Wells Fargo denied any allegations of discriminatory practices. But the lawsuit against Wells Fargo filed in Philly federal court alleges that since 2004, Wells Fargo has violated the Fair Housing Act by steering African-American and Latino borrowers toward high-interest and high-risk loans, even when the borrowers’ credit would permit them to obtain a lower interest rate or more advantageous loan.
With this action, Philadelphia noted that it will join the U.S. Department of Justice and the cities of Los Angeles, Oakland, Miami, Baltimore, Memphis and Miami Gardens, among others, who have previously filed similar lawsuits against Wells Fargo.
According to court documents, the city believes that Wells Fargo “was aware and, in fact, incentivized the marketing of the high-cost or high-risk loans to minorities.”
“The city’s unsubstantiated accusations against Wells Fargo do not reflect how we operate in Philadelphia and all of the communities we serve," a bank spokesman said in an email. "Financial institutions cannot be held responsible for harm they didn’t cause. These types of cases have been pending in other states and have been rejected by all courts who have addressed the merits of the claims. … Wells Fargo has been a part of the Philadelphia community for more than 140 years and we will vigorously defend our record as a fair and responsible lender."
But the city claimed that African-American Wells Fargo borrowers were more than twice as likely to receive a high-cost or high-risk loan than a white borrower, while Latino borrowers were 1.6 times more likely to receive those loans than a white borrower.
The city says the lawsuit is based on an assessment of Wells Fargo’s lending practices, applicable legal authority and an analysis of available loan data by the city’s outside counsel and their experts, which found that 23.3 percent of loans from Wells Fargo to minority customers in Philadelphia were high-cost or high-risk, while only 7.6 percent of loans made to white customers were high-cost or high-risk.
“The practices of Wells Fargo disproportionately affected minority borrowers here in Philadelphia,” Mayor Jim Kenney said in a statement. “And because many of these loans resulted in foreclosures, all neighborhoods throughout the city suffered the harm. I am proud that the city is committed to fighting against practices that unfairly impact its minority population and have drained resources from all Philadelphia neighborhoods. And I particularly thank members of the City Council who have long battled predatory lending in their districts and across the entire city.”

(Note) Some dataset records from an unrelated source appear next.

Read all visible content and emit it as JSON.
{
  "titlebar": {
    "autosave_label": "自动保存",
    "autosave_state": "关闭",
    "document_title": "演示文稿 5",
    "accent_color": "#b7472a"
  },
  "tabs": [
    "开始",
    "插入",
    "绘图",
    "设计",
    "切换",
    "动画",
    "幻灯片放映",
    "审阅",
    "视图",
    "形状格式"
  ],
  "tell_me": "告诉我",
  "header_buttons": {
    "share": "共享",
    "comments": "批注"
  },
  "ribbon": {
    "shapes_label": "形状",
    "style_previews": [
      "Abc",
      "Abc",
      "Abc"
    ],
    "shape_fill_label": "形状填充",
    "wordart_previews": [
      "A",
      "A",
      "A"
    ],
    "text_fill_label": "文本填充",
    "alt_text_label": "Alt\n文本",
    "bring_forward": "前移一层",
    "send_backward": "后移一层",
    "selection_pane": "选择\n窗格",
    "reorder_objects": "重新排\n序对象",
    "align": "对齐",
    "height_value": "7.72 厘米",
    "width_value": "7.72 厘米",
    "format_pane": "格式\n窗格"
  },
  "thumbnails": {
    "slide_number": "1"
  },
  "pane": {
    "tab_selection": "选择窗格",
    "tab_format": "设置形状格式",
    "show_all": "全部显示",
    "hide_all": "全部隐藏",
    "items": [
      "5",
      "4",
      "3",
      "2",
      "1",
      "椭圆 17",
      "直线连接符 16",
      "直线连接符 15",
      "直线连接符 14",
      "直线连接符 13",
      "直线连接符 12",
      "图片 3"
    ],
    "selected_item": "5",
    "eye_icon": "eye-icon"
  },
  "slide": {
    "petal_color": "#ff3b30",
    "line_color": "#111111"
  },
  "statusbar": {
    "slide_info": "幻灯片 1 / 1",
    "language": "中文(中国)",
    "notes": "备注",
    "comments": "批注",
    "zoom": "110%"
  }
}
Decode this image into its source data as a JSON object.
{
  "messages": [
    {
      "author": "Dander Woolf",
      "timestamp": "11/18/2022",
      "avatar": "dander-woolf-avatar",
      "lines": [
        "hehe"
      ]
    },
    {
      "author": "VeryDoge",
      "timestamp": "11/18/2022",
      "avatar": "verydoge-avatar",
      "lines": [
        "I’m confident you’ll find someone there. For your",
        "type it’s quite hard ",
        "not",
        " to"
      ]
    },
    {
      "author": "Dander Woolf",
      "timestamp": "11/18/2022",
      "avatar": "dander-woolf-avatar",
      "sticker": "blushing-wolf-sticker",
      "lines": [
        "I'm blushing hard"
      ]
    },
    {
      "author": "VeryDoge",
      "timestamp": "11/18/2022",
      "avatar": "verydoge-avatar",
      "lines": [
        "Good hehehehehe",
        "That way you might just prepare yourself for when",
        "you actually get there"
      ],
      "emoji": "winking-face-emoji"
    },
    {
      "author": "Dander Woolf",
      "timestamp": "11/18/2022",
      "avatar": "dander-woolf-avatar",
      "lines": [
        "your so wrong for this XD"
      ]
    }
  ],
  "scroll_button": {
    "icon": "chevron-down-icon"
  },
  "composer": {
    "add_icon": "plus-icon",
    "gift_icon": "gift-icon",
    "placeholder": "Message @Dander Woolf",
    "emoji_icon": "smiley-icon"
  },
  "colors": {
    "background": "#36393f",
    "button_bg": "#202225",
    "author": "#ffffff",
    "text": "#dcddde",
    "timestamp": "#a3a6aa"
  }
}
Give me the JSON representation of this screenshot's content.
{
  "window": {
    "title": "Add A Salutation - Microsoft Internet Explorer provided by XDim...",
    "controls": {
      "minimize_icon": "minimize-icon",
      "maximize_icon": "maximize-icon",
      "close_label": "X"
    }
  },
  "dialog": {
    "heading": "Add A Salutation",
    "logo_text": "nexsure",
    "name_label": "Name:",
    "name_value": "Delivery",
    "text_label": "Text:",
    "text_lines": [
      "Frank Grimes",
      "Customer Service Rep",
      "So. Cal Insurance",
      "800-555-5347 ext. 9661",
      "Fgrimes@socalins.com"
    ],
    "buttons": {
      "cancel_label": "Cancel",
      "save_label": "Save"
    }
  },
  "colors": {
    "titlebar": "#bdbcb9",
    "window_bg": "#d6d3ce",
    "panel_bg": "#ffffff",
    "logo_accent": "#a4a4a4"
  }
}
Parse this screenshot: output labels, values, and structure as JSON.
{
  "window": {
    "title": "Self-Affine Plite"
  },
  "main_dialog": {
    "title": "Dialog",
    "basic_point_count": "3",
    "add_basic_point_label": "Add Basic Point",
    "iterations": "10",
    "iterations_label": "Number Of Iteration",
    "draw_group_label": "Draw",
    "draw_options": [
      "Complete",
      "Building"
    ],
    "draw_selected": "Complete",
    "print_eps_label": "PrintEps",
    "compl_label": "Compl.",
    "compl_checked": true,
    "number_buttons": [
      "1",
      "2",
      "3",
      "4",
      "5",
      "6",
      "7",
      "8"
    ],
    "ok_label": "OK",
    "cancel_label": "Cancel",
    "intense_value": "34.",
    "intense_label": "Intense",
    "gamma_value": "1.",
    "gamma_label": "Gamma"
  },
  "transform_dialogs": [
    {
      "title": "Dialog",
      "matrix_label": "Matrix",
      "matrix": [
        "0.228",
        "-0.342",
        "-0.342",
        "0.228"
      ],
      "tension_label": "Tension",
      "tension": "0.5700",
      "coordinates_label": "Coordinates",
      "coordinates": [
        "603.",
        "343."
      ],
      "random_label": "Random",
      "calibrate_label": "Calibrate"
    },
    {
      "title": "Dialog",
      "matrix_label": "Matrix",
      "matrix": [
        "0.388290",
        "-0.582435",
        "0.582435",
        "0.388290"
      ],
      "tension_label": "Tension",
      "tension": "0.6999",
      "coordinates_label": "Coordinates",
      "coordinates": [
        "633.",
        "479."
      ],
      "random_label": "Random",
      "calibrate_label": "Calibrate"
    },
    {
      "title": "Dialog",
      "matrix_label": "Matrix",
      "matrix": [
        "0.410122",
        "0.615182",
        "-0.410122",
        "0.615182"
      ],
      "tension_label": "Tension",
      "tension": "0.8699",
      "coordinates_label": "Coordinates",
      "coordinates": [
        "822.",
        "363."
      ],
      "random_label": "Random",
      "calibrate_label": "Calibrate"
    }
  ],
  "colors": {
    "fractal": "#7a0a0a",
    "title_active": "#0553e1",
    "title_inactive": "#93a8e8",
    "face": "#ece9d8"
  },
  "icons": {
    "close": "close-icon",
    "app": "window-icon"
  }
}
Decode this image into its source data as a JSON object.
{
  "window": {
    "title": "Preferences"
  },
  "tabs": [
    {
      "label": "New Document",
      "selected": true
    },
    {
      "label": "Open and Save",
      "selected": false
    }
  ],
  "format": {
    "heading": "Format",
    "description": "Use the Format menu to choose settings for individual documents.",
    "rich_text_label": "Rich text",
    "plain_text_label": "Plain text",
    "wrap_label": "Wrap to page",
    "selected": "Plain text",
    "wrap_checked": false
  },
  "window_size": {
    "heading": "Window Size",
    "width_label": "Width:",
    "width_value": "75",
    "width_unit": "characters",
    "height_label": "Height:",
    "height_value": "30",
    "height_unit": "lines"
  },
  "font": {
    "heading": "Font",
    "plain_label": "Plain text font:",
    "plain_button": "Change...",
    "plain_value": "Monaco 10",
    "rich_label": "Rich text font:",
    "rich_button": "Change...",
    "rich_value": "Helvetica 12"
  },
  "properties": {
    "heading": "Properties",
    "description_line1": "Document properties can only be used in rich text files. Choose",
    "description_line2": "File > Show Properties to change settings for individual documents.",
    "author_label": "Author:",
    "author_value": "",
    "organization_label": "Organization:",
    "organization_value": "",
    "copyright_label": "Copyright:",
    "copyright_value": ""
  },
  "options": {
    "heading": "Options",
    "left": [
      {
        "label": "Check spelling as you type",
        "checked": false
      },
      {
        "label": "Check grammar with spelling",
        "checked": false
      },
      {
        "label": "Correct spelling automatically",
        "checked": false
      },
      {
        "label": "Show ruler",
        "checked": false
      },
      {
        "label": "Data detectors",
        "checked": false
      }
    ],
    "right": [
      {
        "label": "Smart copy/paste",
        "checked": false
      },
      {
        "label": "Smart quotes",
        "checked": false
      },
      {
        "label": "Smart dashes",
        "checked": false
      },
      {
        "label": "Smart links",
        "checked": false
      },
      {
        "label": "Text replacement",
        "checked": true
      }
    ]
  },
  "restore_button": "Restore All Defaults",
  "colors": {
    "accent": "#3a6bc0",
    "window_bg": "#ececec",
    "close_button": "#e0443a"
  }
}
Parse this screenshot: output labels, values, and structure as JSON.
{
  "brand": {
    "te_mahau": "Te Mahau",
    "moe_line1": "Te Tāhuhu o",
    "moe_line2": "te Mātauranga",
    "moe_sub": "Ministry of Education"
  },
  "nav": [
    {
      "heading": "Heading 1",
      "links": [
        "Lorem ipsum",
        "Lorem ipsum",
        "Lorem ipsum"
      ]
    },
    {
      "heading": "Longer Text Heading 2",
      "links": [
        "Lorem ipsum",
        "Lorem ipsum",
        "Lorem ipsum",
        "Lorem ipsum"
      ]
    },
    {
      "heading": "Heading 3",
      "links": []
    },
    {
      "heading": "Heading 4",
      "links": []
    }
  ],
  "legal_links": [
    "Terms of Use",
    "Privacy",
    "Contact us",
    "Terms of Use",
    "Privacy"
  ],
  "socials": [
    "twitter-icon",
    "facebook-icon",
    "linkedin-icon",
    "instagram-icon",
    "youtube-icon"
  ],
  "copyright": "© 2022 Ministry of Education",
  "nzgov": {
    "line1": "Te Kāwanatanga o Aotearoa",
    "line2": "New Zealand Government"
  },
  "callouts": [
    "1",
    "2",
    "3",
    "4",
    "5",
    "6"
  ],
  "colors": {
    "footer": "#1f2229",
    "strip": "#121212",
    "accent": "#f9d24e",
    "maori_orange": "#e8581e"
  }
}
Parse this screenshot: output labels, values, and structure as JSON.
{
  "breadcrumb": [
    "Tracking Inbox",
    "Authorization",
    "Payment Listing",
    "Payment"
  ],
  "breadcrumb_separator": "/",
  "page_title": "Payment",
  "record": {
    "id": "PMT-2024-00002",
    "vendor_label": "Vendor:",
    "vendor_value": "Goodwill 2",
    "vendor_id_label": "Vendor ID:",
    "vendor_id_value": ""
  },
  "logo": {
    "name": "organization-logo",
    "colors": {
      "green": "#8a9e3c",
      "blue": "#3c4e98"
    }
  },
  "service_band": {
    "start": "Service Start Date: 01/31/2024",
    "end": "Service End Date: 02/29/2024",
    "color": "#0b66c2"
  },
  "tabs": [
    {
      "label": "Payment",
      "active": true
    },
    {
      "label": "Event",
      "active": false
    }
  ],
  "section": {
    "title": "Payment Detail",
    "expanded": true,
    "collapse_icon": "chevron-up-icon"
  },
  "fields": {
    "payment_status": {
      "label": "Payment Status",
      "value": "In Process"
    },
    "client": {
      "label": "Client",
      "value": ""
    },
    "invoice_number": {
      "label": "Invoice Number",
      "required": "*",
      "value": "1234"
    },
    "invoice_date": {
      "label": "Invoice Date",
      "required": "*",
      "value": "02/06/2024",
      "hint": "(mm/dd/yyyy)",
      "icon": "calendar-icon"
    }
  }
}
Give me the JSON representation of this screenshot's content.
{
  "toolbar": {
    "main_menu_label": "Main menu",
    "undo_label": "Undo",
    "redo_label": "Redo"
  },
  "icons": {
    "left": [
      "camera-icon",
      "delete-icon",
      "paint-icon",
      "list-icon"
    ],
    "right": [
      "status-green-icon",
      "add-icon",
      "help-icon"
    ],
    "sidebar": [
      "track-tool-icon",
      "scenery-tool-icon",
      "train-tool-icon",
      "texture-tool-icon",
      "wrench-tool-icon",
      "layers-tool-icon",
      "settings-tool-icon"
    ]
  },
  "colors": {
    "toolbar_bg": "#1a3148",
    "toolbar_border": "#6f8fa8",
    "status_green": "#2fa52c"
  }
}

The city said it is seeking “equitable relief” from Wells Fargo, which may include an injunction requiring the bank to stop engaging in discriminatory lending practices. The suit also seeks monetary damages from the bank, based on the loss of property tax revenue resulting from unpaid taxes on abandoned properties, as well as a reduction in tax collections due to the decrease in value of foreclosed properties and properties in proximity to foreclosures.